En la mañana de ese fatídico día fuimos a una entrevista en la embajada de Checoslovaquia, comisionados por el Congreso Judío Mundial, en la que sería su última gestión después de 27 años de labor en la colectividad peruana, antes de viajar a Chile, donde tenía proyectado radicarse con su familia. Terminada la cita quedamos en vernos al día siguiente en la noche, en la recepción de despedida que mi esposa y yo les ofrecíamos en nuestra casa.
Pocas horas más tarde me encontraba atónito en la sala de emergencia de la Clínica San Felipe ni bien Raca, su mujer, me informó de lo ocurrido. El ingreso estaba prohibido, pero a instancias de Iaco pude visitarlo. Sobrecogido, lo vi tendido en una camilla con múltiples vendajes y visiblemente dopado y casi sin poder trasmitirle unas palabras de aliento me interrumpió para decirme: “qué suerte que fui yo y no tú”. Eso fue todo. Sin entender a qué se refería, me quedó grabado como una expresión de su nobleza que valoro y no olvido.
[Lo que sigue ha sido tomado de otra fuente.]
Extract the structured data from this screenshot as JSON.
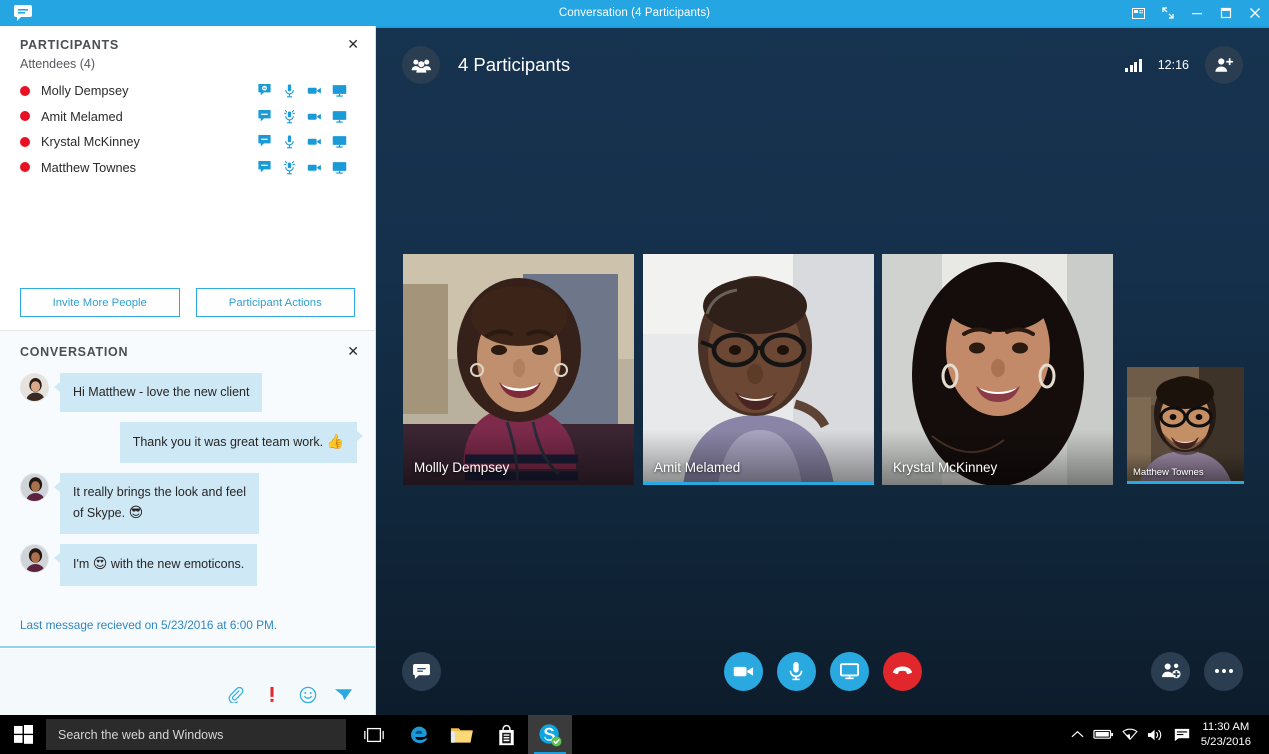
{
  "window": {
    "title": "Conversation (4 Participants)",
    "logo_icon": "skype-chat-bubble-icon",
    "controls": {
      "snap_label": "⧉",
      "restore_down_label": "⤡",
      "minimize_label": "—",
      "maximize_label": "❐",
      "close_label": "✕"
    },
    "accent_color": "#25a6e3"
  },
  "participants_panel": {
    "title": "PARTICIPANTS",
    "close_label": "✕",
    "attendees_label": "Attendees (4)",
    "status_color": "#e81123",
    "icon_color": "#1a9ad7",
    "people": [
      {
        "name": "Molly Dempsey",
        "status": "busy",
        "im": "im-icon",
        "audio": "mic-on-icon",
        "video": "video-icon",
        "share": "screen-share-icon"
      },
      {
        "name": "Amit Melamed",
        "status": "busy",
        "im": "im-icon",
        "audio": "mic-muted-icon",
        "video": "video-icon",
        "share": "screen-share-icon"
      },
      {
        "name": "Krystal McKinney",
        "status": "busy",
        "im": "im-icon",
        "audio": "mic-on-icon",
        "video": "video-icon",
        "share": "screen-share-icon"
      },
      {
        "name": "Matthew Townes",
        "status": "busy",
        "im": "im-icon",
        "audio": "mic-muted-icon",
        "video": "video-icon",
        "share": "screen-share-icon"
      }
    ],
    "invite_button": "Invite More People",
    "actions_button": "Participant Actions"
  },
  "conversation_panel": {
    "title": "CONVERSATION",
    "close_label": "✕",
    "messages": [
      {
        "direction": "in",
        "text": "Hi Matthew - love the new client",
        "emoji": "",
        "avatar": "avatar-krystal"
      },
      {
        "direction": "out",
        "text": "Thank you   it was great team work.",
        "emoji": "👍",
        "avatar": ""
      },
      {
        "direction": "in",
        "text": "It really brings the look and feel",
        "text2": "of Skype.",
        "emoji": "😎",
        "avatar": "avatar-molly"
      },
      {
        "direction": "in",
        "text": "I'm",
        "text2": "with the new emoticons.",
        "emoji": "😍",
        "avatar": "avatar-molly"
      }
    ],
    "note": "Last message recieved on 5/23/2016 at 6:00 PM.",
    "compose_tools": [
      {
        "name": "attach-file-icon",
        "label": "attach"
      },
      {
        "name": "high-importance-icon",
        "label": "!"
      },
      {
        "name": "emoticon-icon",
        "label": "emoticon"
      },
      {
        "name": "send-icon",
        "label": "send"
      }
    ]
  },
  "stage": {
    "header": {
      "roster_icon": "people-group-icon",
      "title": "4 Participants",
      "signal_icon": "signal-strength-icon",
      "clock": "12:16",
      "add_people_icon": "add-participant-icon"
    },
    "tiles": [
      {
        "name": "Mollly Dempsey",
        "speaking": false,
        "size": "large"
      },
      {
        "name": "Amit Melamed",
        "speaking": true,
        "size": "large"
      },
      {
        "name": "Krystal McKinney",
        "speaking": false,
        "size": "large"
      },
      {
        "name": "Matthew Townes",
        "speaking": true,
        "size": "small"
      }
    ],
    "controls": {
      "im_label": "im-icon",
      "video_label": "video-camera-icon",
      "mic_label": "microphone-icon",
      "present_label": "present-screen-icon",
      "hangup_label": "end-call-icon",
      "manage_label": "manage-participants-icon",
      "more_label": "more-options-icon"
    },
    "colors": {
      "blue": "#2aa9e0",
      "red": "#e1262c",
      "dark": "#2b3e51"
    }
  },
  "taskbar": {
    "start_icon": "windows-start-icon",
    "search_placeholder": "Search the web and Windows",
    "pinned": [
      {
        "name": "task-view-icon"
      },
      {
        "name": "edge-browser-icon"
      },
      {
        "name": "file-explorer-icon"
      },
      {
        "name": "store-icon"
      },
      {
        "name": "skype-for-business-icon"
      }
    ],
    "tray": [
      {
        "name": "show-hidden-icons-icon"
      },
      {
        "name": "battery-icon"
      },
      {
        "name": "wifi-icon"
      },
      {
        "name": "volume-icon"
      },
      {
        "name": "action-center-icon"
      }
    ],
    "time": "11:30 AM",
    "date": "5/23/2016"
  }
}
Para velar por su seguridad y prestarle tratamiento especializado, un grupo de amigos lo embarcamos junto con su esposa y su hijo Ariel a Israel, donde existe medicina de avanzada para casos de guerra y terrorismo. Al llegar fue internado en el Hospital Ichilov y sometido a una serie de complicadas intervenciones de cirugía y microcirugía, amén de un prolongado y severo tratamiento post operatorio, que le permitieron la recuperación parcial de sus lesiones pero no de sus pesadillas. El apoyo invalorable de Raca y sus hijos y la solidaridad encomiable de su familia – una estirpe valiosa de raigambre sionista que aporto al país desde sus albores – contribuyo a que Iaco sobrellevara los días más largos y difíciles de su vida.
Lo visitamos a fines de enero de 1991, en ocasión de participar en una misión de solidaridad convocada por el Congreso Judío Mundial al desatarse la I Guerra del Golfo, en la cual Israel fue agredido sin ser parte del conflicto. Iaco, aún en proceso de rehabilitación, era el encargado de logística del refugio donde se guarecían los miembros de su familia en el Kibutz Tel Itzjak contra los misiles de largo alcance – se suponía entonces portadores de sustancias químicas de destrucción masiva – que Saddam Hussein lanzó arteramente contra la población civil y desoló parte del país por cerca de 40 días. Disimulando sus limitaciones y con el optimismo que nunca perdió, dijo que los proyectiles iraquíes habían sido la mejor terapia para las pesadillas del ataque que sufrió: “cada vez que veía esas bolas de fuego cruzar encima de nuestras cabezas pensaba en las miles de víctimas que iban a ocasionar y llegué a la conclusión que el atentado en contra mío fue una pequeñez”.
Por nuestro lado, Olga y yo nos quedamos en Israel hasta el fin de la guerra, para estar al lado de nuestros hijos y sus familias – Deby y Cinthya entonces ya casadas y con niños y Tato aun soltero y empezando a trabajar – y compartimos con ellos la ansiedad de las alarmas y los refugios.
Según se llegó a conocer posteriormente, los perpetradores del atentado a Iaco Hasson fueron delincuentes terroristas de una organización local, que actuaron por encargo de los extremistas palestinos, con quienes trabaron contacto mientras estuvieron en prisión y fueron quienes les proporcionaron la información y los medios para ejecutarlo. Solo años después que falleció Iaco (en el 2,000), me enteré por su hermano Quito, en Israel, que el tercero en la lista era yo.
*Ex presidente del Comité de Relaciones Humanas de la comunidad judía del Peru y del Comité del Tercer Mundo del Congreso Judío Mundial.